Los hombres, quienes cubrían sus rostros con capuchas, dialogaron entre sí.

- Entrégate a cambio de la vida de tus amigos, en un 2 por 1. – volvió a gritar el mismo encapuchado.

Una sensación de angustia y de pánico se apoderó de Alberto. Comprendió que, si había algo de honestidad en aquella negociación, era que respetaran el trato; su vida por la de Brenda y de Pablo. Y si no la habría, los matarían a los tres. ¿Iba a valer la pena la osadía de entregarse? ¿Y si los tipos no respetaban el trato y de todas formas asesinaban a Pablo y a Brenda? Indudablemente, valía la pena entregarse para que ellos vivieran, de ser que ellos respetaran sus vidas y los dejaran en libertad, pero ¿qué pasaría con Natalia? Nadie podría salvarla. Moriría. Además, ¿qué había pasado con Ramón? ¿Estaba muerto?
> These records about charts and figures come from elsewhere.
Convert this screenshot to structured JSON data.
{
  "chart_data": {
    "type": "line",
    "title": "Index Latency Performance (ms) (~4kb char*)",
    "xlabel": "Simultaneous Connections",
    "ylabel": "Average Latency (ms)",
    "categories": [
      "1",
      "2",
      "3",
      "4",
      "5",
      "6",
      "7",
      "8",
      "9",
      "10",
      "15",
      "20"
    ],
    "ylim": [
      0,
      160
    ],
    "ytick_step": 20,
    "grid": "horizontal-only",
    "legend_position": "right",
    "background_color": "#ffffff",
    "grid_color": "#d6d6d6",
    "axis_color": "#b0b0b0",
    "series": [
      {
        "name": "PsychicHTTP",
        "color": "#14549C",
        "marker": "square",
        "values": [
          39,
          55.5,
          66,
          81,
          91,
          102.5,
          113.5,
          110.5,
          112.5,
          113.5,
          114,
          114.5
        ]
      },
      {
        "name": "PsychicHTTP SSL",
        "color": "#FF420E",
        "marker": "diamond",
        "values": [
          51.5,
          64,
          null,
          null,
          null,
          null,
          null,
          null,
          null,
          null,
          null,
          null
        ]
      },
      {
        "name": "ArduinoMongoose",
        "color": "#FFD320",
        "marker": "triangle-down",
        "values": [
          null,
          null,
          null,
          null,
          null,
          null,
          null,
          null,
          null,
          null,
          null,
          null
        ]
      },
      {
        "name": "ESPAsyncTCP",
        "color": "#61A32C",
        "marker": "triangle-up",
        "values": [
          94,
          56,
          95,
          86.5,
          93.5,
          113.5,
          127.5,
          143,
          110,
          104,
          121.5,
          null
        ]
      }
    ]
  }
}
A Alberto se le estaba derritiendo la frente en extensas gotas de sudor, pese a que la temperatura en ese lugar era muy baja y el viento soplaba con fuerza.

¿Podía confiar en la palabra de esos hombres? ¿Cómo haría para negociar la vida de sus amigos a cambio del maletín del dinero, si el dichoso maletín se había quedado en la azotea? Debía pensar en algo que salvara la vida de los tres, pero debía hacerlo pronto.